Stellar Evolution. A star is born, lives, and dies, much like everything else in nature. Using observations of stars in all phases of their lives, astronomers have constructed a lifecycle that all stars appear to go through. The fate and life of a star depends primarily on it’s mass.

Is the birthplace of stars?

Like people, stars are born, they grow old and they die. Their birth places are huge, cold clouds of gas and dust, known as ‘nebulas’. The most famous of these is the Orion nebula, which is just visible with the unaided eye.

Who discovered birth of star?

William Herschel was the first astronomer to attempt to determine the distribution of stars in the sky. During the 1780s, he established a series of gauges in 600 directions and counted the stars observed along each line of sight.

How was the stars created?

Stars form from an accumulation of gas and dust, which collapses due to gravity and starts to form stars. Stars are born and die over millions or even billions of years. Stars form when regions of dust and gas in the galaxy collapse due to gravity. Without this dust and gas, stars would not form.

How was the first star born?

The first stars turned on when hot gas coalesced around clumps of dark matter, then contracted and became dense enough to ignite the nuclear hearts of infant suns. An updated time line of the universe shows the first stars being born by about 180 million years after the big bang.

What exactly is a star?

Stars are huge celestial bodies made mostly of hydrogen and helium that produce light and heat from the churning nuclear forges inside their cores. Aside from our sun, the dots of light we see in the sky are all light-years from Earth.

Where is the birthplace of planets?

Planets emerge from the dense disk of gas and dust encircling young stars. Scientists think planets, including the ones in our solar system, likely start off as grains of dust smaller than the width of a human hair. They emerge from the giant, donut-shaped disk of gas and dust that circles young stars.

Can a star turn into a planet?

Yes, a star can turn into a planet, but this transformation only happens for a very particular type of star known as a brown dwarf. Some scientists do not consider brown dwarfs to be true stars because they do not have enough mass to ignite the nuclear fusion of ordinary hydrogen.

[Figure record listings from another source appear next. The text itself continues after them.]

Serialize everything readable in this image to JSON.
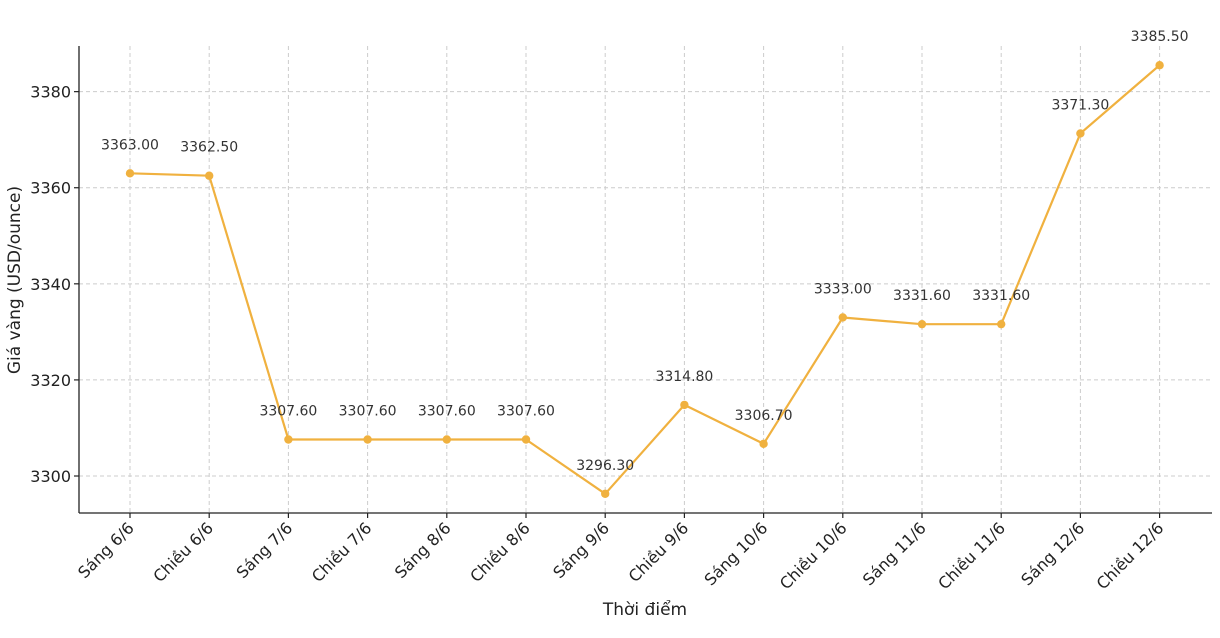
{
  "chart_data": {
    "type": "line",
    "title": "",
    "xlabel": "Thời điểm",
    "ylabel": "Giá vàng (USD/ounce)",
    "categories": [
      "Sáng 6/6",
      "Chiều 6/6",
      "Sáng 7/6",
      "Chiều 7/6",
      "Sáng 8/6",
      "Chiều 8/6",
      "Sáng 9/6",
      "Chiều 9/6",
      "Sáng 10/6",
      "Chiều 10/6",
      "Sáng 11/6",
      "Chiều 11/6",
      "Sáng 12/6",
      "Chiều 12/6"
    ],
    "values": [
      3363.0,
      3362.5,
      3307.6,
      3307.6,
      3307.6,
      3307.6,
      3296.3,
      3314.8,
      3306.7,
      3333.0,
      3331.6,
      3331.6,
      3371.3,
      3385.5
    ],
    "data_labels": [
      "3363.00",
      "3362.50",
      "3307.60",
      "3307.60",
      "3307.60",
      "3307.60",
      "3296.30",
      "3314.80",
      "3306.70",
      "3333.00",
      "3331.60",
      "3331.60",
      "3371.30",
      "3385.50"
    ],
    "yticks": [
      3300,
      3320,
      3340,
      3360,
      3380
    ],
    "ytick_labels": [
      "3300",
      "3320",
      "3340",
      "3360",
      "3380"
    ],
    "ylim": [
      3292.3,
      3389.5
    ],
    "grid": true,
    "line_color": "#F0B13F",
    "marker_color": "#F0B13F"
  }
}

Did stars form before planets?

The very first stars likely formed when the Universe was about 100 million years old, prior to the formation of the first galaxies. As the elements that make up most of planet Earth had not yet formed, these primordial objects – known as population III stars – were made almost entirely of hydrogen and helium.

What came first stars or galaxies?

The first stars did not appear until perhaps 100 million years after the big bang, and nearly a billion years passed before galaxies proliferated across the cosmos. Astronomers have long wondered: How did this dramatic transition from darkness to light come about?

What is the birth of a star?

The Birth of Stars. The newest generations of stars are forming largely in clusters on the edges of the dark dust lanes, the backbone of the spiral arms. These fledgling stars, only a few million years old, are bursting out of their dusty cocoons and producing bubbles of reddish glowing hydrogen gas.

How can we unravel the birth and early evolution of stars?

To unravel the birth and early evolution of stars and planets, we need to be able to peer into the hearts of dense and dusty cloud cores where star formation begins. These regions cannot be observed at visible light wavelengths as the dust would make such regions opaque and must be observed at infrared wavelengths.

Why is the study of the birth of stars important?

Consequently, the study of the birth, life, and death of stars is central to the field of astronomy. Stars are born within the clouds of dust and scattered throughout most galaxies.

Where does star formation begin?

Credit: NASA/JPL-Caltech/ Harvard-Smithsonian CfA To unravel the birth and early evolution of stars and planets, we need to be able to peer into the hearts of dense and dusty cloud cores where star formation begins.